On the other hand, though, Order of the Phoenix does a bang-up job exploring issues of how fascism establishes itself in public institutions. We see the use of denial, of a compromised press, of scapegoating, of the use of crisis as a pretext for tightening government control, of the wrecking of checks and balances of power, and of the difficulties of dealing with people who are mendaciously, stone-cold indifferent to truth.

Although Voldemort returned at the end of Goblet of Fire, he’s really not the main antagonist throughout most of this book. Instead, our main villain is petty, power-mad bureaucrat Dolores Umbridge. This is because the wizarding world has split into three factions: pro-Voldemort, anti-Voldemort, and then the Minstry’s official position, which is that it definitely would be anti-Voldemort if Voldemort were around, but it simply cannot accept that it is so, and its ire is focused predominantly on those who insist upon being all disruptive by saying he is. It is traditional in children’s literature to throw in a character or two to add a minor note of Moral Complexity to the good and evil binary by having someone who is more cowardly or maladaptive than malicious, such as Gollum from Lord of the Rings. In this book, it is that cowardly, head-in-the-sand faction that bears the full brunt of the author’s ire. The cowardly faction actually has two factions within it: the people who will turn out to be anti-Voldemort once they can’t avoid accepting that he’s back, and the people who will happily collaborate knowingly with the Death Eater’s regime once it moves into the open. But for the purpose of this book, they are one faction, and it is as yet unknown who will go which way when the truth comes out.

Dolores Umbridge, as everyone knows, is THE WOOORST. Voldemort may be magic Hitler but Umbridge is the sort of grasping petty abusive condescending bigot that we all personally recognize from somewhere because our society is set up to reward sociopathic assholes. Every time someone does the tiniest thing she dislikes she comes up with sweeping decrees banning it—up to and including banning teachers from speaking to their students about anything not “strictly related” to their subject—and generally makes the North Carolina legislature look like stalwart defenders of decentralized democracy. Fortunately for our heroes, she manages a couple of spectacular own goals that allow both students and faculty to resist her—mostly in quiet and troll-y ways, like Professor Flitwick deliberately refusing to take care of pranks his students pulled because “he didn’t know if he was authorized” and letting Fred and George’s swamp sit around for ages.

But of course, there’s also Dumbledore’s Army.

Though it’s only in play for a chunk of the book in the middle, Dumbledore’s Army is the beating heart of the story. It’s where Harry becomes not just a lone hero, but a leader—and, in keeping with the themes of the book, a teacher.
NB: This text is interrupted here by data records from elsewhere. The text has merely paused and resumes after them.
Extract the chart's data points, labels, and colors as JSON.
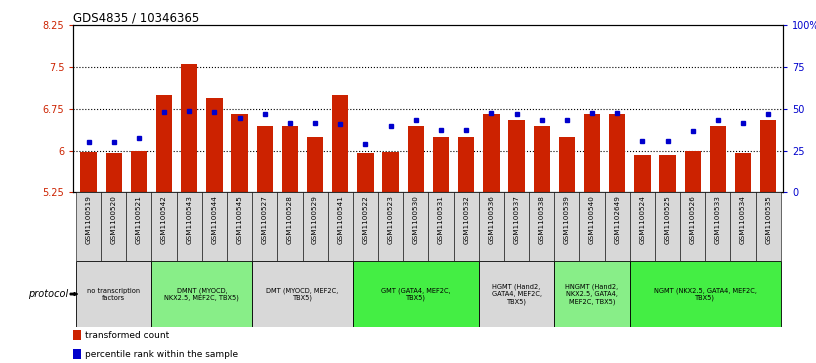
{
  "title": "GDS4835 / 10346365",
  "samples": [
    "GSM1100519",
    "GSM1100520",
    "GSM1100521",
    "GSM1100542",
    "GSM1100543",
    "GSM1100544",
    "GSM1100545",
    "GSM1100527",
    "GSM1100528",
    "GSM1100529",
    "GSM1100541",
    "GSM1100522",
    "GSM1100523",
    "GSM1100530",
    "GSM1100531",
    "GSM1100532",
    "GSM1100536",
    "GSM1100537",
    "GSM1100538",
    "GSM1100539",
    "GSM1100540",
    "GSM1102649",
    "GSM1100524",
    "GSM1100525",
    "GSM1100526",
    "GSM1100533",
    "GSM1100534",
    "GSM1100535"
  ],
  "bar_values": [
    5.97,
    5.96,
    6.0,
    7.0,
    7.55,
    6.95,
    6.65,
    6.45,
    6.45,
    6.25,
    7.0,
    5.95,
    5.97,
    6.45,
    6.25,
    6.25,
    6.65,
    6.55,
    6.45,
    6.25,
    6.65,
    6.65,
    5.93,
    5.93,
    6.0,
    6.45,
    5.96,
    6.55
  ],
  "dot_values": [
    6.15,
    6.15,
    6.22,
    6.7,
    6.72,
    6.7,
    6.58,
    6.65,
    6.5,
    6.5,
    6.48,
    6.12,
    6.45,
    6.55,
    6.37,
    6.37,
    6.68,
    6.65,
    6.55,
    6.55,
    6.68,
    6.68,
    6.18,
    6.18,
    6.35,
    6.55,
    6.5,
    6.65
  ],
  "ymin": 5.25,
  "ymax": 8.25,
  "yticks": [
    5.25,
    6.0,
    6.75,
    7.5,
    8.25
  ],
  "ytick_labels": [
    "5.25",
    "6",
    "6.75",
    "7.5",
    "8.25"
  ],
  "right_yticks": [
    0,
    25,
    50,
    75,
    100
  ],
  "right_ytick_labels": [
    "0",
    "25",
    "50",
    "75",
    "100%"
  ],
  "bar_color": "#cc2200",
  "dot_color": "#0000cc",
  "protocol_groups": [
    {
      "label": "no transcription\nfactors",
      "start": 0,
      "end": 3,
      "color": "#d8d8d8"
    },
    {
      "label": "DMNT (MYOCD,\nNKX2.5, MEF2C, TBX5)",
      "start": 3,
      "end": 7,
      "color": "#88ee88"
    },
    {
      "label": "DMT (MYOCD, MEF2C,\nTBX5)",
      "start": 7,
      "end": 11,
      "color": "#d8d8d8"
    },
    {
      "label": "GMT (GATA4, MEF2C,\nTBX5)",
      "start": 11,
      "end": 16,
      "color": "#44ee44"
    },
    {
      "label": "HGMT (Hand2,\nGATA4, MEF2C,\nTBX5)",
      "start": 16,
      "end": 19,
      "color": "#d8d8d8"
    },
    {
      "label": "HNGMT (Hand2,\nNKX2.5, GATA4,\nMEF2C, TBX5)",
      "start": 19,
      "end": 22,
      "color": "#88ee88"
    },
    {
      "label": "NGMT (NKX2.5, GATA4, MEF2C,\nTBX5)",
      "start": 22,
      "end": 28,
      "color": "#44ee44"
    }
  ]
}
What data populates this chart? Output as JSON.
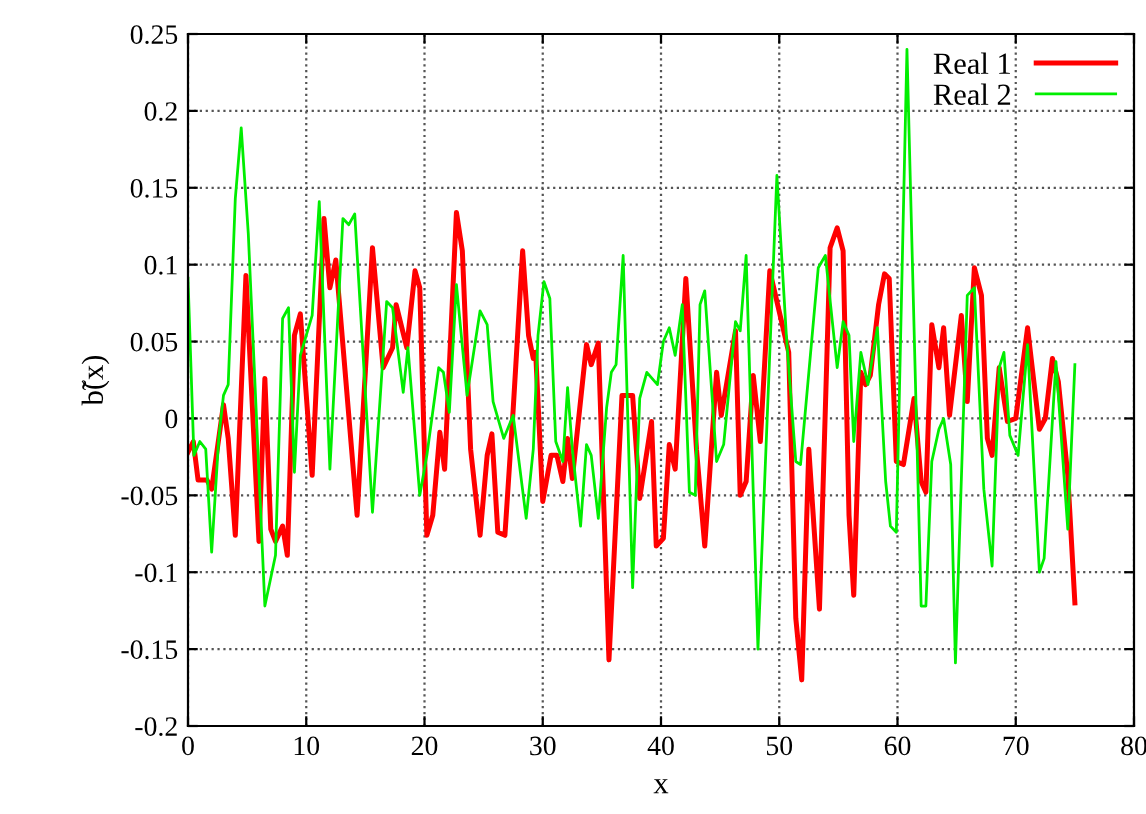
{
  "chart_data": {
    "type": "line",
    "xlabel": "x",
    "ylabel": "b̃(x)",
    "xlim": [
      0,
      80
    ],
    "xticks": [
      0,
      10,
      20,
      30,
      40,
      50,
      60,
      70,
      80
    ],
    "ylim": [
      -0.2,
      0.25
    ],
    "yticks": [
      -0.2,
      -0.15,
      -0.1,
      -0.05,
      0,
      0.05,
      0.1,
      0.15,
      0.2,
      0.25
    ],
    "grid": true,
    "legend": "top right",
    "line_style": "solid",
    "marker": "none",
    "series": [
      {
        "name": "Real 1",
        "color": "#ff0000",
        "x": [
          0,
          0.45,
          0.85,
          1.6,
          2,
          3,
          3.4,
          4,
          4.9,
          6,
          6.5,
          7,
          7.4,
          8,
          8.4,
          9,
          9.5,
          10.5,
          11.5,
          12,
          12.5,
          14.3,
          15.6,
          16.5,
          17.3,
          17.6,
          18.5,
          19.2,
          19.6,
          20.2,
          20.7,
          21.3,
          21.7,
          22.7,
          23.2,
          23.9,
          24.7,
          25.3,
          25.7,
          26.2,
          26.8,
          27.5,
          28.3,
          28.8,
          29.2,
          29.4,
          30,
          30.7,
          31.2,
          31.7,
          32.1,
          32.5,
          33.7,
          34.1,
          34.7,
          35.6,
          36.7,
          37.6,
          38.2,
          39.2,
          39.6,
          40.2,
          40.7,
          41.2,
          42.1,
          43,
          43.7,
          44.7,
          45.1,
          46.3,
          46.7,
          47.2,
          47.8,
          48.4,
          49.2,
          50.8,
          51.4,
          51.9,
          52.5,
          53.4,
          54.3,
          54.9,
          55.4,
          55.9,
          56.3,
          56.9,
          57.3,
          57.7,
          58.4,
          58.9,
          59.3,
          59.9,
          60.5,
          61.4,
          62,
          62.4,
          62.9,
          63.5,
          63.9,
          64.4,
          65.4,
          65.9,
          66.5,
          67.1,
          67.6,
          68,
          68.6,
          69.3,
          70,
          71,
          72,
          72.5,
          73.1,
          73.6,
          74.4,
          75
        ],
        "values": [
          -0.022,
          -0.015,
          -0.04,
          -0.04,
          -0.046,
          0.009,
          -0.013,
          -0.076,
          0.093,
          -0.08,
          0.026,
          -0.072,
          -0.08,
          -0.07,
          -0.089,
          0.054,
          0.068,
          -0.037,
          0.13,
          0.085,
          0.103,
          -0.063,
          0.111,
          0.033,
          0.046,
          0.074,
          0.046,
          0.096,
          0.085,
          -0.076,
          -0.063,
          -0.009,
          -0.033,
          0.134,
          0.109,
          -0.02,
          -0.076,
          -0.024,
          -0.01,
          -0.074,
          -0.076,
          0.006,
          0.109,
          0.054,
          0.039,
          0.043,
          -0.054,
          -0.024,
          -0.024,
          -0.041,
          -0.013,
          -0.039,
          0.048,
          0.035,
          0.049,
          -0.157,
          0.015,
          0.015,
          -0.052,
          -0.002,
          -0.083,
          -0.078,
          -0.017,
          -0.033,
          0.091,
          -0.02,
          -0.083,
          0.03,
          0.002,
          0.057,
          -0.05,
          -0.041,
          0.028,
          -0.015,
          0.096,
          0.043,
          -0.13,
          -0.17,
          -0.02,
          -0.124,
          0.111,
          0.124,
          0.109,
          -0.063,
          -0.115,
          0.03,
          0.022,
          0.028,
          0.074,
          0.094,
          0.091,
          -0.028,
          -0.03,
          0.013,
          -0.041,
          -0.048,
          0.061,
          0.033,
          0.059,
          0.002,
          0.067,
          0.011,
          0.098,
          0.08,
          -0.013,
          -0.024,
          0.033,
          -0.002,
          0,
          0.059,
          -0.007,
          0,
          0.039,
          0.024,
          -0.037,
          -0.12
        ]
      },
      {
        "name": "Real 2",
        "color": "#00ee00",
        "x": [
          0,
          0.5,
          1,
          1.5,
          2,
          2.6,
          3,
          3.4,
          4,
          4.5,
          5.1,
          6.5,
          7.4,
          8,
          8.5,
          9,
          9.5,
          10.5,
          11.1,
          12,
          13.1,
          13.6,
          14.1,
          15.6,
          16.8,
          17.3,
          18.2,
          18.6,
          19.6,
          20.2,
          21.2,
          21.6,
          22.1,
          22.7,
          23.6,
          24.7,
          25.3,
          25.8,
          26.7,
          27.5,
          28.6,
          29.2,
          29.6,
          30.1,
          30.6,
          31.1,
          31.7,
          32.1,
          32.5,
          33.2,
          33.7,
          34.1,
          34.7,
          35.4,
          35.8,
          36.2,
          36.8,
          37.6,
          38.2,
          38.8,
          39.7,
          40.2,
          40.7,
          41.2,
          41.8,
          42.4,
          42.9,
          43.3,
          43.7,
          44.7,
          45.3,
          46.3,
          46.7,
          47.2,
          48.2,
          49.8,
          50.6,
          51.4,
          51.8,
          53.3,
          53.9,
          54.9,
          55.4,
          55.9,
          56.3,
          56.9,
          57.5,
          58.3,
          59,
          59.4,
          59.9,
          60.8,
          62,
          62.4,
          62.9,
          63.5,
          63.9,
          64.5,
          64.9,
          65.9,
          66.5,
          67.3,
          68,
          68.6,
          69,
          69.5,
          70.2,
          71,
          72,
          72.4,
          73.4,
          74.4,
          75
        ],
        "values": [
          0.091,
          -0.024,
          -0.015,
          -0.02,
          -0.087,
          -0.013,
          0.015,
          0.022,
          0.143,
          0.189,
          0.12,
          -0.122,
          -0.089,
          0.065,
          0.072,
          -0.035,
          0.041,
          0.067,
          0.141,
          -0.033,
          0.13,
          0.126,
          0.133,
          -0.061,
          0.076,
          0.072,
          0.017,
          0.046,
          -0.05,
          -0.024,
          0.033,
          0.03,
          0.004,
          0.087,
          0.015,
          0.07,
          0.061,
          0.011,
          -0.013,
          0.002,
          -0.065,
          -0.02,
          0.054,
          0.089,
          0.078,
          -0.015,
          -0.028,
          0.02,
          -0.02,
          -0.07,
          -0.017,
          -0.024,
          -0.065,
          0.007,
          0.03,
          0.035,
          0.106,
          -0.11,
          0.013,
          0.03,
          0.022,
          0.05,
          0.059,
          0.041,
          0.074,
          -0.048,
          -0.05,
          0.074,
          0.083,
          -0.028,
          -0.017,
          0.063,
          0.057,
          0.106,
          -0.15,
          0.158,
          0.054,
          -0.028,
          -0.03,
          0.098,
          0.106,
          0.033,
          0.063,
          0.054,
          -0.015,
          0.043,
          0.022,
          0.059,
          -0.041,
          -0.07,
          -0.074,
          0.24,
          -0.122,
          -0.122,
          -0.028,
          -0.007,
          0,
          -0.03,
          -0.159,
          0.08,
          0.085,
          -0.046,
          -0.096,
          0.033,
          0.043,
          -0.011,
          -0.024,
          0.048,
          -0.1,
          -0.091,
          0.037,
          -0.072,
          0.035
        ]
      }
    ]
  }
}
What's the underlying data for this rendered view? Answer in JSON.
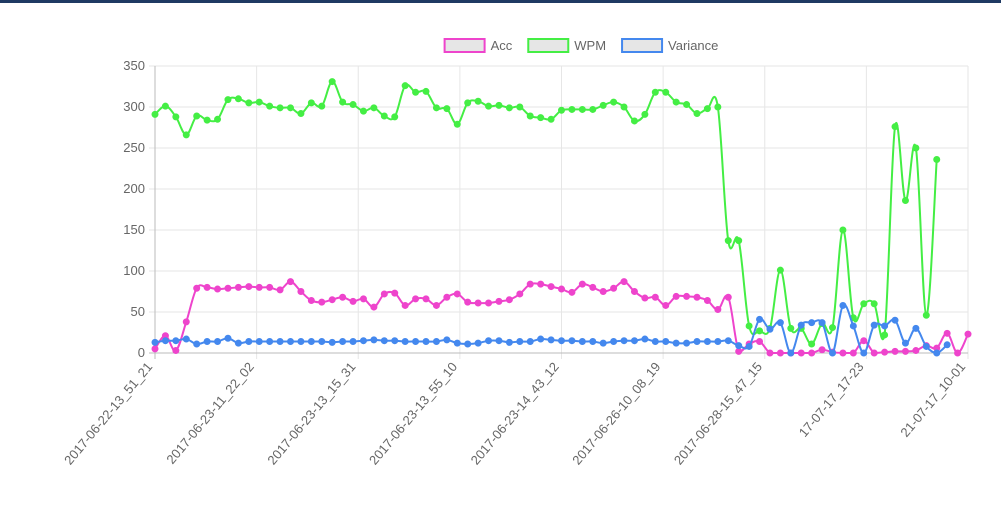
{
  "chart_data": {
    "type": "line",
    "title": "",
    "xlabel": "",
    "ylabel": "",
    "ylim": [
      0,
      350
    ],
    "yticks": [
      0,
      50,
      100,
      150,
      200,
      250,
      300,
      350
    ],
    "grid": true,
    "legend_position": "top",
    "x_tick_labels": [
      "2017-06-22-13_51_21",
      "2017-06-23-11_22_02",
      "2017-06-23-13_15_31",
      "2017-06-23-13_55_10",
      "2017-06-23-14_43_12",
      "2017-06-26-10_08_19",
      "2017-06-28-15_47_15",
      "17-07-17_17-23",
      "21-07-17_10-01"
    ],
    "series": [
      {
        "name": "Acc",
        "color": "#ee44cc",
        "values": [
          5,
          21,
          3,
          38,
          79,
          80,
          78,
          79,
          80,
          81,
          80,
          80,
          77,
          87,
          75,
          64,
          62,
          65,
          68,
          63,
          66,
          56,
          72,
          73,
          58,
          66,
          66,
          58,
          68,
          72,
          62,
          61,
          61,
          63,
          65,
          72,
          84,
          84,
          81,
          78,
          74,
          84,
          80,
          75,
          79,
          87,
          75,
          67,
          68,
          58,
          69,
          69,
          68,
          64,
          53,
          68,
          2,
          11,
          14,
          0,
          0,
          0,
          0,
          0,
          4,
          1,
          0,
          0,
          15,
          0,
          1,
          2,
          2,
          3,
          9,
          6,
          24,
          0,
          23
        ]
      },
      {
        "name": "WPM",
        "color": "#44ee44",
        "values": [
          291,
          301,
          288,
          266,
          289,
          284,
          285,
          309,
          310,
          305,
          306,
          301,
          299,
          299,
          292,
          305,
          301,
          331,
          306,
          303,
          295,
          299,
          289,
          288,
          326,
          318,
          319,
          299,
          298,
          279,
          305,
          307,
          301,
          302,
          299,
          300,
          289,
          287,
          285,
          296,
          297,
          297,
          297,
          302,
          306,
          300,
          283,
          291,
          318,
          318,
          306,
          303,
          292,
          298,
          300,
          137,
          137,
          33,
          27,
          30,
          101,
          30,
          30,
          11,
          36,
          31,
          150,
          43,
          60,
          60,
          22,
          276,
          186,
          250,
          46,
          236
        ]
      },
      {
        "name": "Variance",
        "color": "#4488ee",
        "values": [
          13,
          15,
          15,
          17,
          11,
          14,
          14,
          18,
          12,
          14,
          14,
          14,
          14,
          14,
          14,
          14,
          14,
          13,
          14,
          14,
          15,
          16,
          15,
          15,
          14,
          14,
          14,
          14,
          16,
          12,
          11,
          12,
          15,
          15,
          13,
          14,
          14,
          17,
          16,
          15,
          15,
          14,
          14,
          12,
          14,
          15,
          15,
          17,
          14,
          14,
          12,
          12,
          14,
          14,
          14,
          15,
          9,
          8,
          41,
          29,
          37,
          0,
          34,
          37,
          37,
          0,
          58,
          33,
          0,
          34,
          33,
          40,
          12,
          30,
          8,
          0,
          10
        ]
      }
    ]
  }
}
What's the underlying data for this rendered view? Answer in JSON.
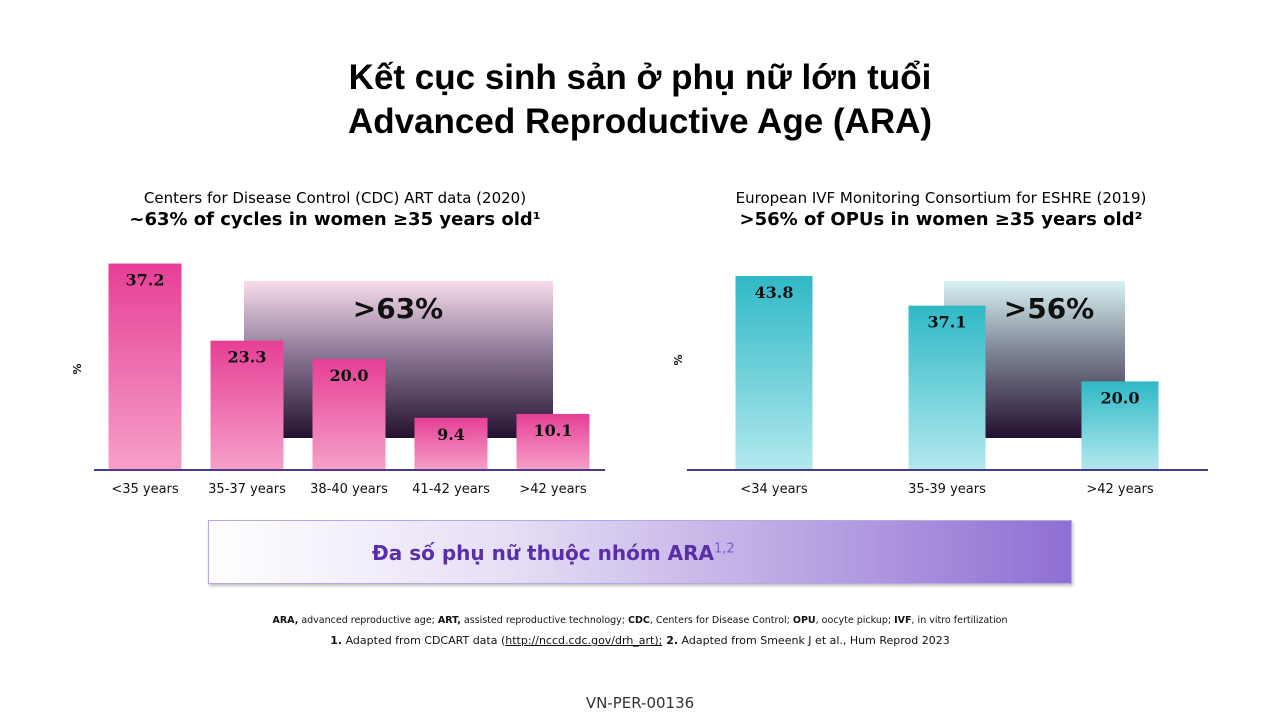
{
  "title_line1": "Kết cục sinh sản ở phụ nữ lớn tuổi",
  "title_line2": "Advanced Reproductive Age (ARA)",
  "left_panel": {
    "subtitle": "Centers for Disease Control (CDC) ART data (2020)",
    "headline": "~63% of cycles in women ≥35 years old¹",
    "ylabel": "%",
    "highlight_label": ">63%"
  },
  "right_panel": {
    "subtitle": "European IVF Monitoring Consortium for ESHRE (2019)",
    "headline": ">56% of OPUs in women ≥35 years old²",
    "ylabel": "%",
    "highlight_label": ">56%"
  },
  "chart_data": [
    {
      "type": "bar",
      "title": "Centers for Disease Control (CDC) ART data (2020)",
      "categories": [
        "<35  years",
        "35-37 years",
        "38-40 years",
        "41-42 years",
        ">42  years"
      ],
      "values": [
        37.2,
        23.3,
        20.0,
        9.4,
        10.1
      ],
      "ylabel": "%",
      "ylim": [
        0,
        40
      ],
      "bar_color": "#e8459a",
      "highlight_color": "#2a1238"
    },
    {
      "type": "bar",
      "title": "European IVF Monitoring Consortium for ESHRE (2019)",
      "categories": [
        "<34  years",
        "35-39 years",
        ">42  years"
      ],
      "values": [
        43.8,
        37.1,
        20.0
      ],
      "ylabel": "%",
      "ylim": [
        0,
        43.8
      ],
      "bar_color": "#36bcc8",
      "highlight_color": "#2a1238"
    }
  ],
  "banner": {
    "text": "Đa số phụ nữ thuộc nhóm ARA",
    "sup": "1,2"
  },
  "footnote_abbrev": {
    "k1": "ARA,",
    "v1": " advanced reproductive age; ",
    "k2": "ART,",
    "v2": " assisted reproductive technology; ",
    "k3": "CDC",
    "v3": ",  Centers for Disease Control; ",
    "k4": "OPU",
    "v4": ", oocyte pickup; ",
    "k5": "IVF",
    "v5": ", in vitro fertilization"
  },
  "footnote_refs": {
    "n1": "1.",
    "t1": " Adapted from CDCART data (",
    "link": "http://nccd.cdc.gov/drh_art);",
    "n2": " 2.",
    "t2": " Adapted from Smeenk J et al., Hum Reprod 2023"
  },
  "doc_code": "VN-PER-00136"
}
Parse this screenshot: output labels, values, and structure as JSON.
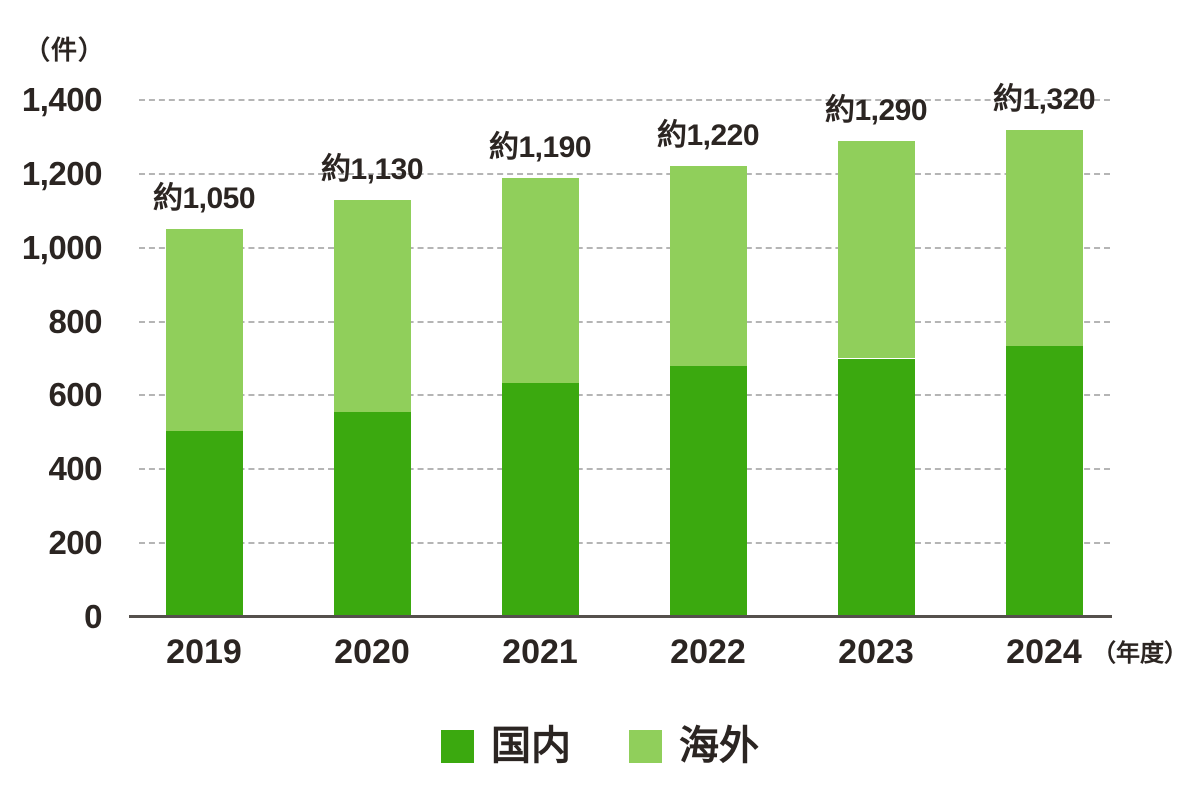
{
  "unit_label": "（件）",
  "axis_suffix": "（年度）",
  "colors": {
    "domestic": "#3BA90F",
    "overseas": "#90CF5B",
    "grid": "#B5B5B5",
    "axis": "#55504C",
    "text": "#2B2522",
    "background": "#FFFFFF"
  },
  "legend": {
    "position": "bottom",
    "items": [
      {
        "label": "国内",
        "color": "#3BA90F"
      },
      {
        "label": "海外",
        "color": "#90CF5B"
      }
    ]
  },
  "chart_data": {
    "type": "bar",
    "stacked": true,
    "title": "",
    "ylabel": "（件）",
    "xlabel_suffix": "（年度）",
    "categories": [
      "2019",
      "2020",
      "2021",
      "2022",
      "2023",
      "2024"
    ],
    "series": [
      {
        "name": "国内",
        "color": "#3BA90F",
        "values": [
          505,
          555,
          635,
          680,
          700,
          735
        ]
      },
      {
        "name": "海外",
        "color": "#90CF5B",
        "values": [
          545,
          575,
          555,
          540,
          590,
          585
        ]
      }
    ],
    "totals": [
      1050,
      1130,
      1190,
      1220,
      1290,
      1320
    ],
    "total_labels": [
      "約1,050",
      "約1,130",
      "約1,190",
      "約1,220",
      "約1,290",
      "約1,320"
    ],
    "ylim": [
      0,
      1400
    ],
    "yticks": [
      0,
      200,
      400,
      600,
      800,
      1000,
      1200,
      1400
    ],
    "ytick_labels": [
      "0",
      "200",
      "400",
      "600",
      "800",
      "1,000",
      "1,200",
      "1,400"
    ],
    "grid": "horizontal-dashed",
    "legend_position": "bottom-center"
  }
}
It’s a group of young people coming together in an act of organized resistance, something that is very pertinent to young Americans at this particular point in time AHEM. It shows that loyalty isn’t about waiting for dear leader to save you—sometimes it means you have to fight to save the leaders you’re loyal to. Above all, it shows that fascists can be beaten—not just with magic, which is not at most of the readers’ disposal, but with tenacity, solidarity, noncooperation, telling your stories, and an unwavering commitment to the truth. These are all lessons that may be more pertinent in times of crisis than in times of peace, but they are never unimportant.